March 23,1999 Strike costs Air Canada brass. CEO’s pay packet cut by nearly half, 4 others affected. By Lisa Wright Toronto Star Business Reporter Air Canada pilots are getting the last laugh after their 13-day strike last fall translated into no annual bonuses for the top brass. Executives at Canada’s largest airline lost much more than frustrated customers from last September’s labour dispute, according to the company’s management proxy circular, mailed out to shareholders this week. Chief executive Lamar Durrett in particular paid the price for the company’s $16 million net loss last year, which cut his over-all pay packet by almost half to $606,250 in straight salary. … (snip)  …   … * * * Pilots, performance, executives bonuses, plans, shares and more. Very interesting/good article.   For full text: (Cut & Copy) www.thestar.com/back_issues/ED19990323/money/990323BUS01_FI-AIR23.html

Response:

> March 23,1999 > Strike costs Air Canada brass. > CEO’s pay packet cut by nearly half, 4 others affected.

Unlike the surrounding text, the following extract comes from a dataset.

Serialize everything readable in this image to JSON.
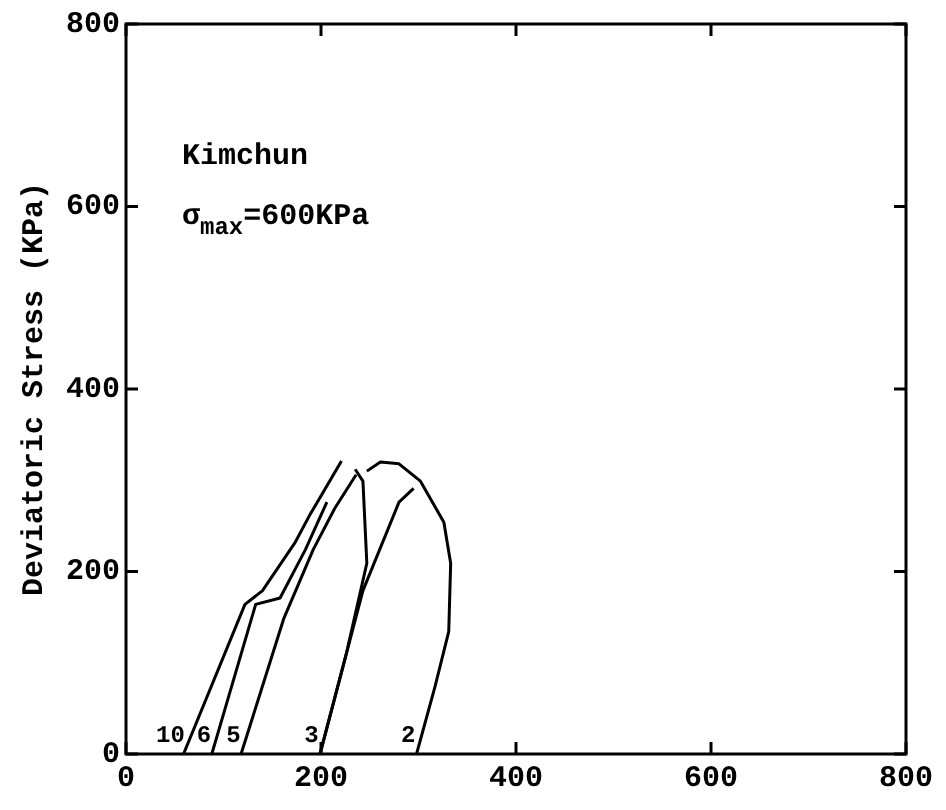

Maybe that’s what he means when Lamar Durett’s report in the glossy annual report before me begins "Hugely disappointing – not something we plan to repeat."  It goes on:  "From a high of $14.95 in January, our share price plummeted to $6.15 at year-end.  That’s obviously unacceptable." Interestingly, according to the Dec. 31/98 balance sheet, AC had a book value of Shareholders’ Equity of $1,457,000,000.  A $6.15 share price would translate into a market value of approx. $800MM.  Does this mean AC has negative goodwill of $857MM or does it mean that it’s a hell of a buy for someone who can figure out a way around the 15% ownership rule?